Die Stimmung auf den Lesbenwochen und Lesbenfrühlingstreffen wurde für mein Empfinden zunehmend gewalttätig. Rassismus wurde mit einer Brutalität verhandelt, die mich zutiefst entsetzte. Als eine Schwarze Frau 1994 auf dem Abschlussplenum der Lesbenwoche schließlich einen Revolver auf mich richtete und schrie, sie würde gleich abdrücken, war meine Grenze erreicht.(2) Auch wenn es sich nur um eine Spielzeugpistole handelte, was für mich nicht zu erkennen war, wusste ich, dass es die letzte Lesbenwoche war, die ich besucht habe.
Der Schock ging damals viel tiefer als ich in Worten beschreiben kann.
‚Unterschiede‘ in der deutschen Lesbenbewegung haben meiner Erfahrung nach immer zu Trennungen geführt, niemals zu Bereicherung, nicht einmal wirklich zum Streit.
Bei meinem ersten Besuch in Israel habe ich in einem Frauenzentrum gearbeitet. Bis zum letzten Tag habe ich nicht herausgefunden, welche Frauen Lesben waren und welche ‚Männer‘ liebten. Für die Frauen war das vollkommen unwesentlich. Die Unterschiede zwischen den Frauen wurden lautstark ausgetragen und die Frauen haben die Unterschiede ständig miteinander ausgekämpft. In ‚Israel‘ gehe ich einfach täglich damit um, zu sein, die ich bin. Streit bedeutet Wachstum.
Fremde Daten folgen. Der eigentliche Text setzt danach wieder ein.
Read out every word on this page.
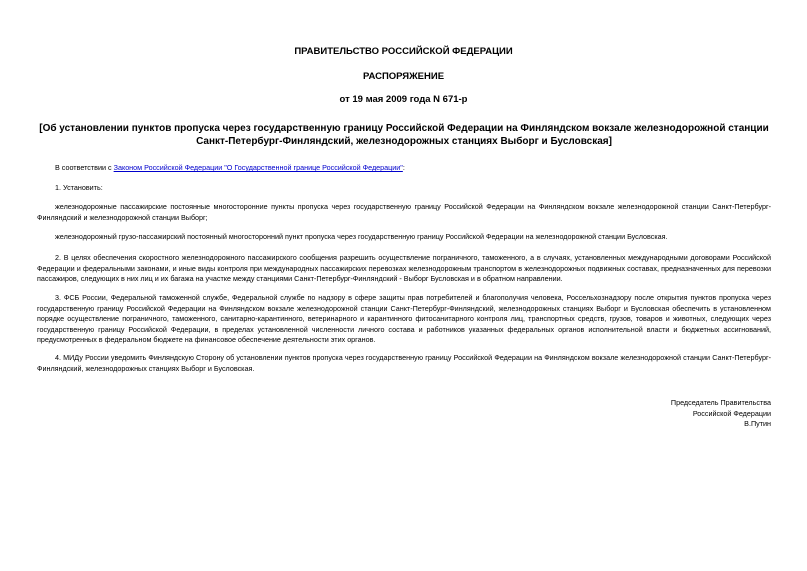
ПРАВИТЕЛЬСТВО РОССИЙСКОЙ ФЕДЕРАЦИИ
РАСПОРЯЖЕНИЕ
от 19 мая 2009 года N 671-р
[Об установлении пунктов пропуска через государственную границу Российской Федерации на Финляндском вокзале железнодорожной станции Санкт-Петербург-Финляндский, железнодорожных станциях Выборг и Бусловская]
В соответствии с Законом Российской Федерации "О Государственной границе Российской Федерации":
1. Установить:
железнодорожные пассажирские постоянные многосторонние пункты пропуска через государственную границу Российской Федерации на Финляндском вокзале железнодорожной станции Санкт-Петербург-Финляндский и железнодорожной станции Выборг;
железнодорожный грузо-пассажирский постоянный многосторонний пункт пропуска через государственную границу Российской Федерации на железнодорожной станции Бусловская.
2. В целях обеспечения скоростного железнодорожного пассажирского сообщения разрешить осуществление пограничного, таможенного, а в случаях, установленных международными договорами Российской Федерации и федеральными законами, и иные виды контроля при международных пассажирских перевозках железнодорожным транспортом в железнодорожных подвижных составах, предназначенных для перевозки пассажиров, следующих в них лиц и их багажа на участке между станциями Санкт-Петербург-Финляндский - Выборг Бусловская и в обратном направлении.
3. ФСБ России, Федеральной таможенной службе, Федеральной службе по надзору в сфере защиты прав потребителей и благополучия человека, Россельхознадзору после открытия пунктов пропуска через государственную границу Российской Федерации на Финляндском вокзале железнодорожной станции Санкт-Петербург-Финляндский, железнодорожных станциях Выборг и Бусловская обеспечить в установленном порядке осуществление пограничного, таможенного, санитарно-карантинного, ветеринарного и карантинного фитосанитарного контроля лиц, транспортных средств, грузов, товаров и животных, следующих через государственную границу Российской Федерации, в пределах установленной численности личного состава и работников указанных федеральных органов исполнительной власти и бюджетных ассигнований, предусмотренных в федеральном бюджете на финансовое обеспечение деятельности этих органов.
4. МИДу России уведомить Финляндскую Сторону об установлении пунктов пропуска через государственную границу Российской Федерации на Финляндском вокзале железнодорожной станции Санкт-Петербург-Финляндский, железнодорожных станциях Выборг и Бусловская.
Председатель Правительства
Российской Федерации
В.Путин
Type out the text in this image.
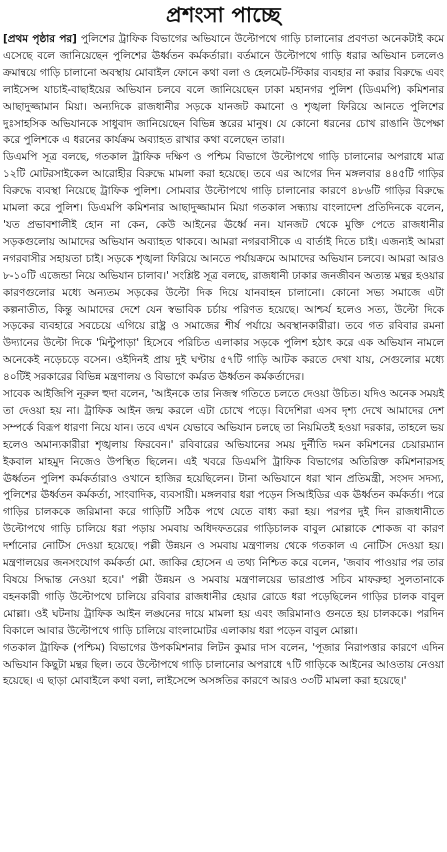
প্রশংসা পাচ্ছে

[প্রথম পৃষ্ঠার পর] পুলিশের ট্রাফিক বিভাগের অভিযানে উল্টোপথে গাড়ি চালানোর প্রবণতা অনেকটাই কমে এসেছে বলে জানিয়েছেন পুলিশের ঊর্ধ্বতন কর্মকর্তারা। বর্তমানে উল্টোপথে গাড়ি ধরার অভিযান চললেও ক্রমান্বয়ে গাড়ি চালানো অবস্থায় মোবাইল ফোনে কথা বলা ও হেলমেট-স্টিকার ব্যবহার না করার বিরুদ্ধে এবং লাইসেন্স যাচাই-বাছাইয়ের অভিযান চলবে বলে জানিয়েছেন ঢাকা মহানগর পুলিশ (ডিএমপি) কমিশনার আছাদুজ্জামান মিয়া। অন্যদিকে রাজধানীর সড়কে যানজট কমানো ও শৃঙ্খলা ফিরিয়ে আনতে পুলিশের দুঃসাহসিক অভিযানকে সাধুবাদ জানিয়েছেন বিভিন্ন স্তরের মানুষ। যে কোনো ধরনের চোখ রাঙানি উপেক্ষা করে পুলিশকে এ ধরনের কার্যক্রম অব্যাহত রাখার কথা বলেছেন তারা।

ডিএমপি সূত্র বলছে, গতকাল ট্রাফিক দক্ষিণ ও পশ্চিম বিভাগে উল্টোপথে গাড়ি চালানোর অপরাধে মাত্র ১২টি মোটরসাইকেল আরোহীর বিরুদ্ধে মামলা করা হয়েছে। তবে এর আগের দিন মঙ্গলবার ৪৪৫টি গাড়ির বিরুদ্ধে ব্যবস্থা নিয়েছে ট্রাফিক পুলিশ। সোমবার উল্টোপথে গাড়ি চালানোর কারণে ৪৮৬টি গাড়ির বিরুদ্ধে মামলা করে পুলিশ। ডিএমপি কমিশনার আছাদুজ্জামান মিয়া গতকাল সন্ধ্যায় বাংলাদেশ প্রতিদিনকে বলেন, 'যত প্রভাবশালীই হোন না কেন, কেউ আইনের ঊর্ধ্বে নন। যানজট থেকে মুক্তি পেতে রাজধানীর সড়কগুলোয় আমাদের অভিযান অব্যাহত থাকবে। আমরা নগরবাসীকে এ বার্তাই দিতে চাই। এজন্যই আমরা নগরবাসীর সহায়তা চাই। সড়কে শৃঙ্খলা ফিরিয়ে আনতে পর্যায়ক্রমে আমাদের অভিযান চলবে। আমরা আরও ৮-১০টি এজেন্ডা নিয়ে অভিযান চালাব।' সংশ্লিষ্ট সূত্র বলছে, রাজধানী ঢাকার জনজীবন অত্যন্ত মন্থর হওয়ার কারণগুলোর মধ্যে অন্যতম সড়কের উল্টো দিক দিয়ে যানবাহন চালানো। কোনো সভ্য সমাজে এটা কল্পনাতীত, কিন্তু আমাদের দেশে যেন স্বভাবিক চর্চায় পরিণত হয়েছে। আশ্চর্য হলেও সত্য, উল্টো দিকে সড়কের ব্যবহারে সবচেয়ে এগিয়ে রাষ্ট্র ও সমাজের শীর্ষ পর্যায়ে অবস্থানকারীরা। তবে গত রবিবার রমনা উদ্যানের উল্টো দিকে 'মিন্টুপাড়া' হিসেবে পরিচিত এলাকার সড়কে পুলিশ হঠাৎ করে এক অভিযান নামলে অনেকেই নড়েচড়ে বসেন। ওইদিনই প্রায় দুই ঘণ্টায় ৫৭টি গাড়ি আটক করতে দেখা যায়, সেগুলোর মধ্যে ৪০টিই সরকারের বিভিন্ন মন্ত্রণালয় ও বিভাগে কর্মরত ঊর্ধ্বতন কর্মকর্তাদের।

সাবেক আইজিপি নূরুল হুদা বলেন, 'আইনকে তার নিজস্ব গতিতে চলতে দেওয়া উচিত। যদিও অনেক সময়ই তা দেওয়া হয় না। ট্রাফিক আইন জন্ম করলে এটা চোখে পড়ে। বিদেশিরা এসব দৃশ্য দেখে আমাদের দেশ সম্পর্কে বিরূপ ধারণা নিয়ে যান। তবে এখন যেভাবে অভিযান চলছে তা নিয়মিতই হওয়া দরকার, তাহলে ভয় হলেও অমান্যকারীরা শৃঙ্খলায় ফিরবেন।' রবিবারের অভিযানের সময় দুর্নীতি দমন কমিশনের চেয়ারম্যান ইকবাল মাহমুদ নিজেও উপস্থিত ছিলেন। এই খবরে ডিএমপি ট্রাফিক বিভাগের অতিরিক্ত কমিশনারসহ ঊর্ধ্বতন পুলিশ কর্মকর্তারাও ওখানে হাজির হয়েছিলেন। টানা অভিযানে ধরা খান প্রতিমন্ত্রী, সংসদ সদস্য, পুলিশের ঊর্ধ্বতন কর্মকর্তা, সাংবাদিক, ব্যবসায়ী। মঙ্গলবার ধরা পড়েন সিআইডির এক ঊর্ধ্বতন কর্মকর্তা। পরে গাড়ির চালককে জরিমানা করে গাড়িটি সঠিক পথে যেতে বাধ্য করা হয়। পরপর দুই দিন রাজধানীতে উল্টোপথে গাড়ি চালিয়ে ধরা পড়ায় সমবায় অধিদফতরের গাড়িচালক বাবুল মোল্লাকে শোকজ বা কারণ দর্শানোর নোটিস দেওয়া হয়েছে। পল্লী উন্নয়ন ও সমবায় মন্ত্রণালয় থেকে গতকাল এ নোটিস দেওয়া হয়। মন্ত্রণালয়ের জনসংযোগ কর্মকর্তা মো. জাকির হোসেন এ তথ্য নিশ্চিত করে বলেন, 'জবাব পাওয়ার পর তার বিষয়ে সিদ্ধান্ত নেওয়া হবে।' পল্লী উন্নয়ন ও সমবায় মন্ত্রণালয়ের ভারপ্রাপ্ত সচিব মাফরুহা সুলতানাকে বহনকারী গাড়ি উল্টোপথে চালিয়ে রবিবার রাজধানীর হেয়ার রোডে ধরা পড়েছিলেন গাড়ির চালক বাবুল মোল্লা। ওই ঘটনায় ট্রাফিক আইন লঙ্ঘনের দায়ে মামলা হয় এবং জরিমানাও গুনতে হয় চালককে। পরদিন বিকালে আবার উল্টোপথে গাড়ি চালিয়ে বাংলামোটর এলাকায় ধরা পড়েন বাবুল মোল্লা।

গতকাল ট্রাফিক (পশ্চিম) বিভাগের উপকমিশনার লিটন কুমার দাস বলেন, 'পূজার নিরাপত্তার কারণে এদিন অভিযান কিছুটা মন্থর ছিল। তবে উল্টোপথে গাড়ি চালানোর অপরাধে ৭টি গাড়িকে আইনের আওতায় নেওয়া হয়েছে। এ ছাড়া মোবাইলে কথা বলা, লাইসেন্সে অসঙ্গতির কারণে আরও ৩৩টি মামলা করা হয়েছে।'
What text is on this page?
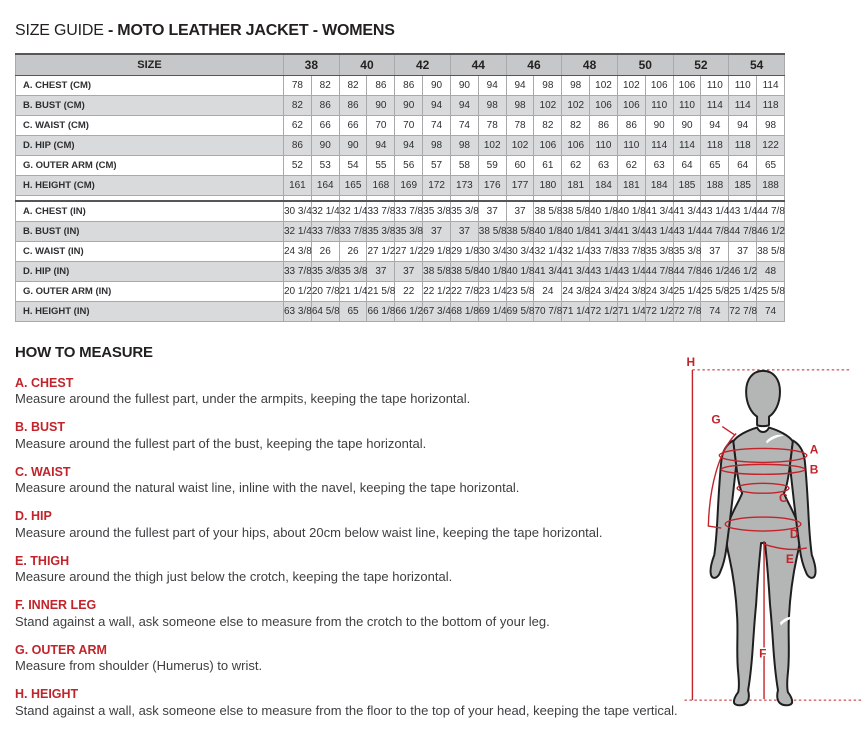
SIZE GUIDE - MOTO LEATHER JACKET - WOMENS
SIZE	38		40		42		44		46		48		50		52		54	
A. CHEST (CM)	78	82	82	86	86	90	90	94	94	98	98	102	102	106	106	110	110	114
B. BUST (CM)	82	86	86	90	90	94	94	98	98	102	102	106	106	110	110	114	114	118
C. WAIST (CM)	62	66	66	70	70	74	74	78	78	82	82	86	86	90	90	94	94	98
D. HIP (CM)	86	90	90	94	94	98	98	102	102	106	106	110	110	114	114	118	118	122
G. OUTER ARM (CM)	52	53	54	55	56	57	58	59	60	61	62	63	62	63	64	65	64	65
H. HEIGHT (CM)	161	164	165	168	169	172	173	176	177	180	181	184	181	184	185	188	185	188

A. CHEST (IN)	30 3/4	32 1/4	32 1/4	33 7/8	33 7/8	35 3/8	35 3/8	37	37	38 5/8	38 5/8	40 1/8	40 1/8	41 3/4	41 3/4	43 1/4	43 1/4	44 7/8
B. BUST (IN)	32 1/4	33 7/8	33 7/8	35 3/8	35 3/8	37	37	38 5/8	38 5/8	40 1/8	40 1/8	41 3/4	41 3/4	43 1/4	43 1/4	44 7/8	44 7/8	46 1/2
C. WAIST (IN)	24 3/8	26	26	27 1/2	27 1/2	29 1/8	29 1/8	30 3/4	30 3/4	32 1/4	32 1/4	33 7/8	33 7/8	35 3/8	35 3/8	37	37	38 5/8
D. HIP (IN)	33 7/8	35 3/8	35 3/8	37	37	38 5/8	38 5/8	40 1/8	40 1/8	41 3/4	41 3/4	43 1/4	43 1/4	44 7/8	44 7/8	46 1/2	46 1/2	48
G. OUTER ARM (IN)	20 1/2	20 7/8	21 1/4	21 5/8	22	22 1/2	22 7/8	23 1/4	23 5/8	24	24 3/8	24 3/4	24 3/8	24 3/4	25 1/4	25 5/8	25 1/4	25 5/8
H. HEIGHT (IN)	63 3/8	64 5/8	65	66 1/8	66 1/2	67 3/4	68 1/8	69 1/4	69 5/8	70 7/8	71 1/4	72 1/2	71 1/4	72 1/2	72 7/8	74	72 7/8	74
HOW TO MEASURE
A. CHEST
Measure around the fullest part, under the armpits, keeping the tape horizontal.
B. BUST
Measure around the fullest part of the bust, keeping the tape horizontal.
C. WAIST
Measure around the natural waist line, inline with the navel, keeping the tape horizontal.
D. HIP
Measure around the fullest part of your hips, about 20cm below waist line, keeping the tape horizontal.
E. THIGH
Measure around the thigh just below the crotch, keeping the tape horizontal.
F. INNER LEG
Stand against a wall, ask someone else to measure from the crotch to the bottom of your leg.
G. OUTER ARM
Measure from shoulder (Humerus) to wrist.
H. HEIGHT
Stand against a wall, ask someone else to measure from the floor to the top of your head, keeping the tape vertical.
H
G
A
B
C
D
E
F
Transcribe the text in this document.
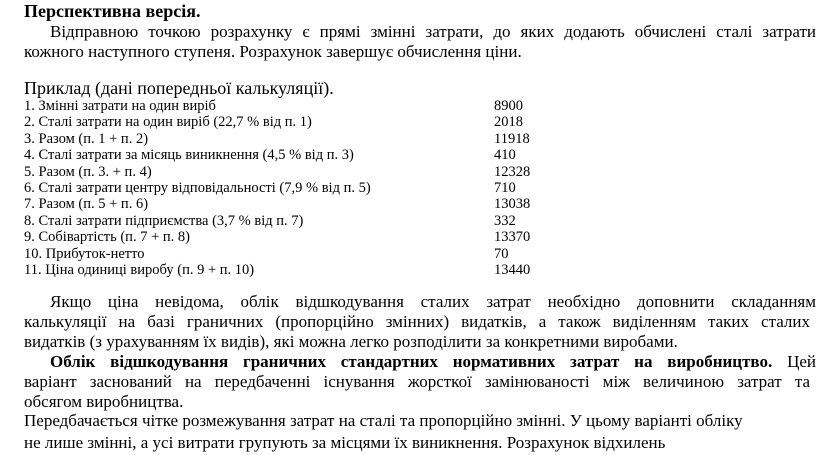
Перспективна версія.
Відправною точкою розрахунку є прямі змінні затрати, до яких додають обчислені сталі затрати
кожного наступного ступеня. Розрахунок завершує обчислення ціни.
Приклад (дані попередньої калькуляції).
1. Змінні затрати на один виріб	8900
2. Сталі затрати на один виріб (22,7 % від п. 1)	2018
3. Разом (п. 1 + п. 2)	11918
4. Сталі затрати за місяць виникнення (4,5 % від п. 3)	410
5. Разом (п. 3. + п. 4)	12328
6. Сталі затрати центру відповідальності (7,9 % від п. 5)	710
7. Разом (п. 5 + п. 6)	13038
8. Сталі затрати підприємства (3,7 % від п. 7)	332
9. Собівартість (п. 7 + п. 8)	13370
10. Прибуток-нетто	70
11. Ціна одиниці виробу (п. 9 + п. 10)	13440
Якщо ціна невідома, облік відшкодування сталих затрат необхідно доповнити складанням
калькуляції на базі граничних (пропорційно змінних) видатків, а також виділенням таких сталих
видатків (з урахуванням їх видів), які можна легко розподілити за конкретними виробами.
Облік відшкодування граничних стандартних нормативних затрат на виробництво. Цей
варіант заснований на передбаченні існування жорсткої замінюваності між величиною затрат та
обсягом виробництва.
Передбачається чітке розмежування затрат на сталі та пропорційно змінні. У цьому варіанті обліку
не лише змінні, а усі витрати групують за місцями їх виникнення. Розрахунок відхилень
Und ich wachse gern.
Das ist meiner Ansicht nach der größte Unterschied zwischen der Frauen / Lesbenbewegung in Israel und in ‚Deutschland‘.
In Deutschland ist ein Streit immer ein Trennungsgrund und Unterschiede führen zu ‚Selektionen’. Ich wähle den Begriff an dieser Stelle absichtlich, und er lässt mich schaudern.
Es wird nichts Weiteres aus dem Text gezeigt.